Saturday, November 22, 2003

Closing day. This has been the fastest full run of 21 DOG YEARS so far--even at the Speakeasy we played for over 4 months, and I have to say that while I am emotionally ready to put the show to bed, part of me is grieving. It's so wonderful to know a piece right down to its core, to have built it and beaten it and suffered with it until it can live itself fully...there's even a pleasure in knowing its flaws and shortcomings, in feeling the areas that have never come quite right, that could have been something more or something else.

It's routine, above all else--performance is routine. I get to the theater the same amount of time before the show every day, I repeat the same series of actions before the play begins, I warm-up the same way, I have the same conversations--I make a conscious effort to ritualize the event, because that is somehow part of it. And it's always hard when it ends--I always get depressed, always, and the more fully realized the run has been, the deeper the depression becomes. I miss the audiences--not in a facile, needy way, but because every night I get to communicate with them, and we get to know each other, and in that communion I've seen things I could have never seen anywhere else. Life without that compression and ritual doesn't seem much like life at all, for a while.

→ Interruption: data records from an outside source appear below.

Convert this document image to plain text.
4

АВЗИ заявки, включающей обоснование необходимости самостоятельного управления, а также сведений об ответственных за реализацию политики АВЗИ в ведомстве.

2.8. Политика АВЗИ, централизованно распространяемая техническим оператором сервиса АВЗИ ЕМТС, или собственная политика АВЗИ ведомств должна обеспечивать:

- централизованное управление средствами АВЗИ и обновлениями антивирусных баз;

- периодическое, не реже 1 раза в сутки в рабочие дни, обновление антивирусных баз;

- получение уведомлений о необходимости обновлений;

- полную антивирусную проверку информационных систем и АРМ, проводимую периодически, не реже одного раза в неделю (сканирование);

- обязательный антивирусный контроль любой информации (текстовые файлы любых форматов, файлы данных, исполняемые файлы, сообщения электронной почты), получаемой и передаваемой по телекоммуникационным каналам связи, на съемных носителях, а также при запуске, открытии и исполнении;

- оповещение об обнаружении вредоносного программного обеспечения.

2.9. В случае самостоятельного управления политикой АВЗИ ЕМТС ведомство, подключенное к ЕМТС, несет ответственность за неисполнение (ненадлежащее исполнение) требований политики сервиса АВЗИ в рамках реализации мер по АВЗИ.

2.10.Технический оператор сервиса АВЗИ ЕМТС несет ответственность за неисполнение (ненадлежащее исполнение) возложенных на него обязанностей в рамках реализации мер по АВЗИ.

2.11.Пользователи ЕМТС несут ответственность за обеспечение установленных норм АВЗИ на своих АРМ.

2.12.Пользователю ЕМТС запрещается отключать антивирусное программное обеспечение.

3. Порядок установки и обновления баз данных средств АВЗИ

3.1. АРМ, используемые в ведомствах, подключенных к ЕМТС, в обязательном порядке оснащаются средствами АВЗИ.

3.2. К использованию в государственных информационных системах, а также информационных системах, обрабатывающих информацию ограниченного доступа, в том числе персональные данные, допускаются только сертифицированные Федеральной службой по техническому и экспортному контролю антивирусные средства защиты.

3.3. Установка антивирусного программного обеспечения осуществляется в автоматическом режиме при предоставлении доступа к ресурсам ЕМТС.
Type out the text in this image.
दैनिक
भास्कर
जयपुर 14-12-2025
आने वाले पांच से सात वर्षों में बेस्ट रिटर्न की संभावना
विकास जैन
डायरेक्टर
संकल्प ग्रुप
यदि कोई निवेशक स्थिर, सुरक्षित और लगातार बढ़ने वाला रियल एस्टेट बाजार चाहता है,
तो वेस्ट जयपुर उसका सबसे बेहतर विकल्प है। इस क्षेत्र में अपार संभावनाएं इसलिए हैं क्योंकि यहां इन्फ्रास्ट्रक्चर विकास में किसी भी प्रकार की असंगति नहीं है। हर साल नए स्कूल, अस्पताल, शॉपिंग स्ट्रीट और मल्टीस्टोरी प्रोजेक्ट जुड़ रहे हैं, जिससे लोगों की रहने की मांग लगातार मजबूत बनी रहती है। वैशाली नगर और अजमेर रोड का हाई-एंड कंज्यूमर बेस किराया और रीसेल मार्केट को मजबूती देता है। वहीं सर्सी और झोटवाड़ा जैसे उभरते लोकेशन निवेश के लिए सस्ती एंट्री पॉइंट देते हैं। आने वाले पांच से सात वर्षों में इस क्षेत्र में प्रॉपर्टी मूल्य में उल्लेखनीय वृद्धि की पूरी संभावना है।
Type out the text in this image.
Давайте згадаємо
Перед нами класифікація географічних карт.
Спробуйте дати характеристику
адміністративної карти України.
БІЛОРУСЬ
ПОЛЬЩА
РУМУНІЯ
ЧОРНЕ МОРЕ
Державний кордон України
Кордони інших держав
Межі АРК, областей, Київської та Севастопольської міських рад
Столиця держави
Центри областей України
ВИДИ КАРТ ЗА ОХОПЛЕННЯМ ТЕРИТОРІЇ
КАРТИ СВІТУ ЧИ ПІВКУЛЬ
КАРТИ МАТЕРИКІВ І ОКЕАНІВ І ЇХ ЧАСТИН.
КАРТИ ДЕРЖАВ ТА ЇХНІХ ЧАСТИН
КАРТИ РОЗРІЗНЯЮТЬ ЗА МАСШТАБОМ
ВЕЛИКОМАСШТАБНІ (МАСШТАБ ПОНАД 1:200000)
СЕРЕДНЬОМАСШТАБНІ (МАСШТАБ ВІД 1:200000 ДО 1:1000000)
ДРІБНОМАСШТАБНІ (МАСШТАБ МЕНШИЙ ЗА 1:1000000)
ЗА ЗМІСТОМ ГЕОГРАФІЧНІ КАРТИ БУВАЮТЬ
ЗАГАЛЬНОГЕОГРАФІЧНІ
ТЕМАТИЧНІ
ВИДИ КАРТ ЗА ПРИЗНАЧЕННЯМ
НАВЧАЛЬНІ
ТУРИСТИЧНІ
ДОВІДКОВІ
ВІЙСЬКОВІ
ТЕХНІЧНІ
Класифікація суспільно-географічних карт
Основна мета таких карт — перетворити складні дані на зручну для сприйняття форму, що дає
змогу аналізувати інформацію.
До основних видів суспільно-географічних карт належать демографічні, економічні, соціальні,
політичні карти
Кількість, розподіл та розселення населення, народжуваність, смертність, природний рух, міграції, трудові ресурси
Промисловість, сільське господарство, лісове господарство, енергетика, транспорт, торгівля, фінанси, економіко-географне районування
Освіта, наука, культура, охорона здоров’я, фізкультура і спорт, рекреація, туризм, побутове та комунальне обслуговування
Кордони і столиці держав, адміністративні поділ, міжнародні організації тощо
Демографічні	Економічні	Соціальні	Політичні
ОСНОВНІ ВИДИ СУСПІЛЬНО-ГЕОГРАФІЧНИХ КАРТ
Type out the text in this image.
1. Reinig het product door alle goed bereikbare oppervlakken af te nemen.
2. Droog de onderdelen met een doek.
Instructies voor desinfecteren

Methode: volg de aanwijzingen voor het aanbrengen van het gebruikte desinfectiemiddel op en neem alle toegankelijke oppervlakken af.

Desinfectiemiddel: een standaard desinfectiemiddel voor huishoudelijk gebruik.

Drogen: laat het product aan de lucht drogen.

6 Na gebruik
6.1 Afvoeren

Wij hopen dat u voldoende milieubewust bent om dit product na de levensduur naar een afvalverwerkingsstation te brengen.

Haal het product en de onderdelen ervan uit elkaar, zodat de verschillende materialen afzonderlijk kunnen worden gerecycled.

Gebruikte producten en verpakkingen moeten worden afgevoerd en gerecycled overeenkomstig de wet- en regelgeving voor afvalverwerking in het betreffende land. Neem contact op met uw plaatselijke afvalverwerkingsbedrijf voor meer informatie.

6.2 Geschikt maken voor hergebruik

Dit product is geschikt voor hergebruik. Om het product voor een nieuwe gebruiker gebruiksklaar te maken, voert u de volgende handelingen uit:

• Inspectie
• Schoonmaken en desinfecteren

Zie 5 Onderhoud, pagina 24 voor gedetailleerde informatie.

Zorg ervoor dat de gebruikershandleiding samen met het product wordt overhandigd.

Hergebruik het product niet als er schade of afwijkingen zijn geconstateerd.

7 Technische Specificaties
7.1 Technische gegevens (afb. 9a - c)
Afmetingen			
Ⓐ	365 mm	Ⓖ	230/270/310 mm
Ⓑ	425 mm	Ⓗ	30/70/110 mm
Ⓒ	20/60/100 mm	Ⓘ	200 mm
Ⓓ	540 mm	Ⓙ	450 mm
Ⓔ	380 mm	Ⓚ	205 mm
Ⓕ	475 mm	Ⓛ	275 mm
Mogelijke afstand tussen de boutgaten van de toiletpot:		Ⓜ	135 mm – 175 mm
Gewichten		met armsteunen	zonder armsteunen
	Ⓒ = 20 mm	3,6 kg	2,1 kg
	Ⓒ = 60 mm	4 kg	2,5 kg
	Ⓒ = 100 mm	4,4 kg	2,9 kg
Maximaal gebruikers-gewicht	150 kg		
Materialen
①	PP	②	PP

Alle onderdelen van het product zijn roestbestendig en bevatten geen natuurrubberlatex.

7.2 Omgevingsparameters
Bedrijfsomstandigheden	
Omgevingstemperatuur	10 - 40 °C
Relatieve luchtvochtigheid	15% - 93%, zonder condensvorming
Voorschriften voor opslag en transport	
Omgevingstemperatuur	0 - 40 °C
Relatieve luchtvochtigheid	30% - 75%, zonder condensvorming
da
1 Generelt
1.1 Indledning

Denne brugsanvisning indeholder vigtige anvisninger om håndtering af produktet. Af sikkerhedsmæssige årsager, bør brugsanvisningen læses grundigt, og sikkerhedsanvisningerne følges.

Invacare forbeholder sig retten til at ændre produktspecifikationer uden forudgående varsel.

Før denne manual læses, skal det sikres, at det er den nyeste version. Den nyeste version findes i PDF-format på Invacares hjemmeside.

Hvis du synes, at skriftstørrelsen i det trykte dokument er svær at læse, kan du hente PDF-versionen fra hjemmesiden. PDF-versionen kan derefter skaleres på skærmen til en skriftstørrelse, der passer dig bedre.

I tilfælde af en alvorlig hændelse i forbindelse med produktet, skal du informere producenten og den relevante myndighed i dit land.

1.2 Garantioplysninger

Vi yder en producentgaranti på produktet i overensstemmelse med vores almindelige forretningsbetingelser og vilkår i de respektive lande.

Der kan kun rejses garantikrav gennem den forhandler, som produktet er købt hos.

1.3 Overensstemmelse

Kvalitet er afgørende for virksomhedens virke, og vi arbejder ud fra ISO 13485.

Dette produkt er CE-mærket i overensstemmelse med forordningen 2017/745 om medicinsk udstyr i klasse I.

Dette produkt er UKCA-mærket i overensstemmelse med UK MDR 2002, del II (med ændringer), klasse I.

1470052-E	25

At the same time this is all thankfully complicated by THE UGLY AMERICAN. A new show, my first full-length new show in three years...I am edgy, and anxious, and very, very excited. We've sold a lot of tickets, which has been a greatest gift in a trip filled with generosity from the people of Seattle--over 300 and still rising. It's a workshop, which means we have no sound, no staging and I will simply tell the story...but ironically it is lights and sound and trappings that often help cover and disguise weakness, when you don't quite know the right words. I'll be naked out there tomorrow, profoundly naked, as I create the show the first time for a public audience, and it feels like the day before a battle all over the house--it's quiet, JM is leaving me alone and I am thinking and thinking and thinking about how this is going to go down.

One step at a time. First we close DOG YEARS, then we open the next show. I need to have some breakfast, get my game face on. There isn't time to think about the new show today. I will do my job, close this book and then open the next one, and God willing it will come out clear.